Derin bir nefes alıp,rüzgarın uğultusundan nasibini alan kulaklarımı yeşil bere ile kapatıp,eldivenleri ellerime geçirdim ve daha sonra ayaklanarak,askerlerin kendi aralarında muhabbet ettiği yerden bir kaç adım uzaklaştım.Sonra da bir kaç dakika ayakta durup ayın şavkı ile aydınlanan tepelere göz gezdirdim.
Zalim karanlık her pisliği saklıyordu.Her bir girintiyi,her bir oyuğu,her bir canlıyı iyi veya kötü bilmeden saklayıp bağrına basıyordu.Oysa ki ne canlar yitip gitmişti bu vadide.Kimileri sevdiğini düşünürken,kimileri bebeğine hasretlik çekerken,kimileri de şehadet şerbeti içmeyi dilerken hain bir pusuda can vermişti.Bu dağlar öyle ölümler görmüştü ki kim bilir belkide dile gelmediği içindi bu kadar asi ve sert esmesi.

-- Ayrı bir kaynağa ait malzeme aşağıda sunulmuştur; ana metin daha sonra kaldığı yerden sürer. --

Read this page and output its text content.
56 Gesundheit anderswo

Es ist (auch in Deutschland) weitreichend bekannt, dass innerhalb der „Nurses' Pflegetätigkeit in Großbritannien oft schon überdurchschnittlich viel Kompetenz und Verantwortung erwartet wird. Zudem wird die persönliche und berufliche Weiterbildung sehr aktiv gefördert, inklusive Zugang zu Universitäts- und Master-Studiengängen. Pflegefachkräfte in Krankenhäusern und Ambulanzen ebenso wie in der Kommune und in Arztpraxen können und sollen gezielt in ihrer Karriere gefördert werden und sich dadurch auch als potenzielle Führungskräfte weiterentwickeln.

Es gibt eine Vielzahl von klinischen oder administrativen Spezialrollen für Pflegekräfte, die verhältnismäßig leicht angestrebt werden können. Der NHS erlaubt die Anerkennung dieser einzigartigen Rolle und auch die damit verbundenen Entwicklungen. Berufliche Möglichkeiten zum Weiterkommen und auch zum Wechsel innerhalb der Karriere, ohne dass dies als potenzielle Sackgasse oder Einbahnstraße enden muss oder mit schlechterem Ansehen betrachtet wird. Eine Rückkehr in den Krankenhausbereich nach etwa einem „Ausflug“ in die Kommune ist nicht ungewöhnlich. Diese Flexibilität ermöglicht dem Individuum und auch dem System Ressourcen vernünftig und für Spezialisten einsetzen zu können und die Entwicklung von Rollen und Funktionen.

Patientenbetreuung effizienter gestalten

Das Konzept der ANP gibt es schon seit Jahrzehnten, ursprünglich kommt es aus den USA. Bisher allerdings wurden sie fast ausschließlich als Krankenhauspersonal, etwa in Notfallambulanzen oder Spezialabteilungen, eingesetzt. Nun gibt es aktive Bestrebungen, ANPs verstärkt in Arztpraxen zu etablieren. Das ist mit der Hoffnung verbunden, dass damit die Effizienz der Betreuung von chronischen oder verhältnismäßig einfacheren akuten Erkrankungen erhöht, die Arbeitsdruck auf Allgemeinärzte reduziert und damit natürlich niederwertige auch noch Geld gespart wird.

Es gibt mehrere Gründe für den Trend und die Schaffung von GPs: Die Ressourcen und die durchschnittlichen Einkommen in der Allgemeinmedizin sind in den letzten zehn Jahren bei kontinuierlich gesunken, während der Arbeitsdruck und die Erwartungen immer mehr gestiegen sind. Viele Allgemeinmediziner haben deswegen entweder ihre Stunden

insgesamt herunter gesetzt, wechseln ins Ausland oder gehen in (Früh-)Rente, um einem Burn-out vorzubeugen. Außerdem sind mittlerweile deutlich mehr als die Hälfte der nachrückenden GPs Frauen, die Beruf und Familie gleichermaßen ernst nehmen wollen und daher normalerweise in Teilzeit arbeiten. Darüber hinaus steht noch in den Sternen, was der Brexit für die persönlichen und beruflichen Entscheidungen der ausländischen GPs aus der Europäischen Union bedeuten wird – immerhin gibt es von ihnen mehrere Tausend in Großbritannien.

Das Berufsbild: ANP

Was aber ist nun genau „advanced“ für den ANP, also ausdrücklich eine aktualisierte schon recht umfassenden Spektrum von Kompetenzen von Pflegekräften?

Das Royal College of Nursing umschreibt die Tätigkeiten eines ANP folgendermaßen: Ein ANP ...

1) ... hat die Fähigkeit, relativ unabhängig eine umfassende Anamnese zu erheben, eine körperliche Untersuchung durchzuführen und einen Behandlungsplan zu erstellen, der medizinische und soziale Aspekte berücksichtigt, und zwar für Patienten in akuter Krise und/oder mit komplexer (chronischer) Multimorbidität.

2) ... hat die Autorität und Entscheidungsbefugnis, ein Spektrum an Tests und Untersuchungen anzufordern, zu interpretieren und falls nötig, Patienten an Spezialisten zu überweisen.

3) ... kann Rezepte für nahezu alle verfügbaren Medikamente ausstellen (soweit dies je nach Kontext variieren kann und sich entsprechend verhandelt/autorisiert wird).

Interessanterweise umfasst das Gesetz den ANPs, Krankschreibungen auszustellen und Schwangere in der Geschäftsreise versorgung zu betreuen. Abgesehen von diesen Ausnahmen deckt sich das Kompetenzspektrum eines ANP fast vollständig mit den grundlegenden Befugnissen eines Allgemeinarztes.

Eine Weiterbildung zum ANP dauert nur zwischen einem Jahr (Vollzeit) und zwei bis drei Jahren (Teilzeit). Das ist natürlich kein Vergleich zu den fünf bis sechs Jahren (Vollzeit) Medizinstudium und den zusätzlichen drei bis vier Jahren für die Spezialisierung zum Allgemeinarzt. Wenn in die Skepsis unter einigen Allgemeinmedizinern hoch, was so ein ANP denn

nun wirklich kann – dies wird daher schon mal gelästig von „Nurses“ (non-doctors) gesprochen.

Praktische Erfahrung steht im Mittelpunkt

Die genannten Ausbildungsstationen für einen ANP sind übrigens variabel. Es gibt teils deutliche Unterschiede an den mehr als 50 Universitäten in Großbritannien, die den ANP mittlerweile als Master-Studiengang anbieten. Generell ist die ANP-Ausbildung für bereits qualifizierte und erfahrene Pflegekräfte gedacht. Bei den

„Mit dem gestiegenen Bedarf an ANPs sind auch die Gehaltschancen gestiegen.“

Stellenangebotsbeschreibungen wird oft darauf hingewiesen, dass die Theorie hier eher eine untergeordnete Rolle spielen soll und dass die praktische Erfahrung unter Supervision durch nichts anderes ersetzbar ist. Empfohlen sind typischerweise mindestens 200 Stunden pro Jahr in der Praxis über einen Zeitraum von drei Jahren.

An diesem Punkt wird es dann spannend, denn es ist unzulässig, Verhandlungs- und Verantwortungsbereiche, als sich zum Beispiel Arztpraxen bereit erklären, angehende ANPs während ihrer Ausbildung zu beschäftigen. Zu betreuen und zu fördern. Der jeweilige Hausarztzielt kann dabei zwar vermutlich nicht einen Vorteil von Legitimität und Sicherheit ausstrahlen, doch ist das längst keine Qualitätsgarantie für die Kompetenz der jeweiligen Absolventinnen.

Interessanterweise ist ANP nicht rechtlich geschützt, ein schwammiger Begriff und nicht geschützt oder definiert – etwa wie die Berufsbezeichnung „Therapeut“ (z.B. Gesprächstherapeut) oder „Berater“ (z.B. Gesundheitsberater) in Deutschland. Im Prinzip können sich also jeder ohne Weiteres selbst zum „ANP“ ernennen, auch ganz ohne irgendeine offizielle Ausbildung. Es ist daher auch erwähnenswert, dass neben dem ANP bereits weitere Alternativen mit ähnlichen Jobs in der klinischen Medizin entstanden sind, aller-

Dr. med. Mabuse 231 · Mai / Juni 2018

Beynimi ele geçiren sis bulutundan kurtulup etrafı daha detaylı görebileceğim,aynı zaman da gövdemi de saklayabileceğim bir taş oyuğu bulduğumda donan kıçım için ideal bir alan oluşturup bir kaç saniye de içinde yerleştim ve elime termal kamerayı alarak hemen karşı tarafı izlemeye başladım.Mesafe biraz uzaktı ama yinede dikkatli bakmaktan vazgeçmedim.İkinci timin güzergahı neredeyse bizimki ile aynıydı.Arada ki tek fark arada biraz mesafenin olmasıydı o kadar.
ŞİMDİ OKUDUĞUN
Asi Aşık
General FictionBir kar yağar ince ince Komandonun hali nice Bir operasyon var bu gece Vur vur dağcı komando Vur paraşütçü komando (Komando Marşı) **** ATEŞOĞLU aşiretinin varisi,üçüzlerin en çatlağı,lafını esirgemeden konuşan,kimseye eyvallahı olamayan ve en öneml...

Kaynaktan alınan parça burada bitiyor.